Newspaper allegations that Alice experienced, in simple fact, bitten the head off the hen and drunk its blood on phase ended up immediately denied by the band, only for mentor Frank to famously notify Alice, “Well, no matter what you do, don’t inform anyone you did not do it!” 1970’s Quick Motion also went largely overlooked, but a transfer to Alice’s hometown of Detroit (“LA just did not get it – they have been on the completely wrong medications for us”) came as the major Warner Bros corporation acquired out the Straight label, and in the Uk the glam rock movement was collecting apace.

Teaming up with producer Bob Ezrin gave the band their irst style of achievements with the one I’m Eighteen from 1971’s Enjoy It To Demise and from then on Alice and the band hardly had time to breathe. Killer (1971), School’s Out (1972) and Billion Greenback Infants (1973) catapulted Alice Cooper to the top rated of the charts on both sides of the Atlantic, and outrageous gimmickry like the decapitation of child dolls and the introduction of a boa constrictor to the band’s dwell exhibit additional to the shock element the band, notably Alice himself, brought to the glam rock genre.

“I noticed Anita Pallenberg actively playing the Good Tyrant in the 1968 movie Barbarella putting on very long black leather-based gloves with switchblades coming out of them and I thought, ‘Alice must appear like that,’” he states. “That, and a minimal bit of Emma Peel in The Avengers.”

The outcome labored a address. Ethical campaigner Mary Whitehouse succeeded in finding the online video for School’s Out banned on the BBC, and a person Uk MP petitioned the then-Household Secretary to ban the band from doing in the Uk. Nonetheless, when 1974’s Muscle mass Of Love unsuccessful to match the good results of its illustrious predecessors, cracks started to exhibit.

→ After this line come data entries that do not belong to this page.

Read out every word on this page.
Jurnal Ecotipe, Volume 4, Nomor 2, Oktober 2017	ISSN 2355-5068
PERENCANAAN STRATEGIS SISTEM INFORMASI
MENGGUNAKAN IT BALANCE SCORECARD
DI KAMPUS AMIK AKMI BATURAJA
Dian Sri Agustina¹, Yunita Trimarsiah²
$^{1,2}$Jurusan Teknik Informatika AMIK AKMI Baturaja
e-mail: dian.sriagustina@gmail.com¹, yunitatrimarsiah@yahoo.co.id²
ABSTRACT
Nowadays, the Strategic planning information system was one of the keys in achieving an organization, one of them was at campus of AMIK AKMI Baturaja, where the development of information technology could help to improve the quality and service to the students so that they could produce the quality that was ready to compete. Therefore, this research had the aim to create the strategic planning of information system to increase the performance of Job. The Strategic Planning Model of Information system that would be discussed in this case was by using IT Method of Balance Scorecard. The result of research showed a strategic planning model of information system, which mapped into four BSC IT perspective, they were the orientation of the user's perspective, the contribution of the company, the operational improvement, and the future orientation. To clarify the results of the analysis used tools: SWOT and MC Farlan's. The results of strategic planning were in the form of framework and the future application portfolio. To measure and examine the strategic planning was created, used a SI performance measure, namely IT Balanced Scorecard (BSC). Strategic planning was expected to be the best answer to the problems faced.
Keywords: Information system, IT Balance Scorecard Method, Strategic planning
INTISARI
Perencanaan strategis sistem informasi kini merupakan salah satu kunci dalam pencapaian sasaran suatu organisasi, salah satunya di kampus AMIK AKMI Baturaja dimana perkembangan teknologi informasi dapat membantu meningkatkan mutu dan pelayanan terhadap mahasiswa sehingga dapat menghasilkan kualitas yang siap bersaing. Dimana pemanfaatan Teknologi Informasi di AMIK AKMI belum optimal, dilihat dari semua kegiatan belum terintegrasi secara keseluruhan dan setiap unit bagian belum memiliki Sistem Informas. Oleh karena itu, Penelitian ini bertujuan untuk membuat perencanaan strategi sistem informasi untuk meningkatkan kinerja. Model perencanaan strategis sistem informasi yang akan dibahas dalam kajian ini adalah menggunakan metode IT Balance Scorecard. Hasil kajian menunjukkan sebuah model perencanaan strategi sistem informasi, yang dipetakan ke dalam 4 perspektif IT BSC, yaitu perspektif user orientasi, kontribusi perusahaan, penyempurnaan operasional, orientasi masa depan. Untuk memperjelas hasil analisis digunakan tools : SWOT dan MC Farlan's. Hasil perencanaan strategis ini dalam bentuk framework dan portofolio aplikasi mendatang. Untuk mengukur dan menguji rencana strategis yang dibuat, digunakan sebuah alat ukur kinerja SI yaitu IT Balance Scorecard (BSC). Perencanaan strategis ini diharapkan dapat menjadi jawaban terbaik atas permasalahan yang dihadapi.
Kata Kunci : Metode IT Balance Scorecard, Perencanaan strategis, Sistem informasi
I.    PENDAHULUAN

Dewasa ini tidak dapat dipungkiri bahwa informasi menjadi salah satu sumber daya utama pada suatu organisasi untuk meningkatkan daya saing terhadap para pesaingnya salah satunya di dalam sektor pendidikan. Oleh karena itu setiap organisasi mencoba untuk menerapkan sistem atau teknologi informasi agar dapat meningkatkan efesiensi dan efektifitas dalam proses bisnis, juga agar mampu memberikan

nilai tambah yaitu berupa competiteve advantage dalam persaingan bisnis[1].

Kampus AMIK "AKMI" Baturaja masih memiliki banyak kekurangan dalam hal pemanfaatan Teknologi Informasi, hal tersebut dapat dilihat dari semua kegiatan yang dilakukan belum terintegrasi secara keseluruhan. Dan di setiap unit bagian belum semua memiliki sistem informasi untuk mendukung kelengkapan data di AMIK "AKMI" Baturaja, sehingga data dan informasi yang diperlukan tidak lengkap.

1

“There was some discontent about the path we were going in, if I try to remember effectively,” claims Alice. “Some of the band made the decision that they ended up heading to go and work on their very own projects so I rather by natural means imagined I’d do very a lot the exact same. At the time there was no big decision to disband the Alice Cooper Band, we were being just working on distinctive factors. It just took place that inevitably which is the way factors turned out.”

For Alice Cooper the person, the selection was to also document his have solo album, even if it, like the previous 7 studio albums from the band (not to mention 1974’s immensely prosperous Alice Cooper’s Biggest Hits, which also outperformed Muscle Of Really like) also appeared less than the Alice Cooper name. After once more, Alice selected to get the job done with producer Bob Ezrin.

“Bob had labored with us on every single album from Adore It To Demise to Billion Greenback Infants,” states Alice. “He’d been a major participant in some of our biggest successes and it felt suitable to get him concerned again. On major of that, Bob is a genius. He hears items other people really don’t listen to and seems to know just how to orchestrate factors in a way you really do not get with other producers. His input was a must have to Welcome To My Nightmare.”

Bob experienced been doing the job on Lou Reed’s 1973 Berlin album, itself a rock opera of sorts concerning a doomed drug-addled couple, and with the Alice Cooper Band involved in many assignments of their have, a new established of musicians would be needed. Bob enlisted guitarists Dick Wagner and Steve Hunter, and bassists Prakash John and Tony Levin from the Reed fold, whilst he himself would lend his appreciable keyboard, synthesizer and arranging abilities.

“It was extremely refreshing to be able to work with some new and terrific musicians,” points out Alice. “Dick Wagner I try to remember as currently being particularly superior and I actually clicked with him as a writer also. He’d already worked with us, playing My Stars on the School’s Out album and we went on to write or co-publish the likes of Department Of Youth, Welcome To My Nightmare, The Black Widow, Only Women of all ages Bleed… Not a bad array of product for a person album.”

Central to the theme of Welcome To My Nightmare is Alice’s fundamental thought that the music relate the tale of the nightmares experienced by a younger child named Steven.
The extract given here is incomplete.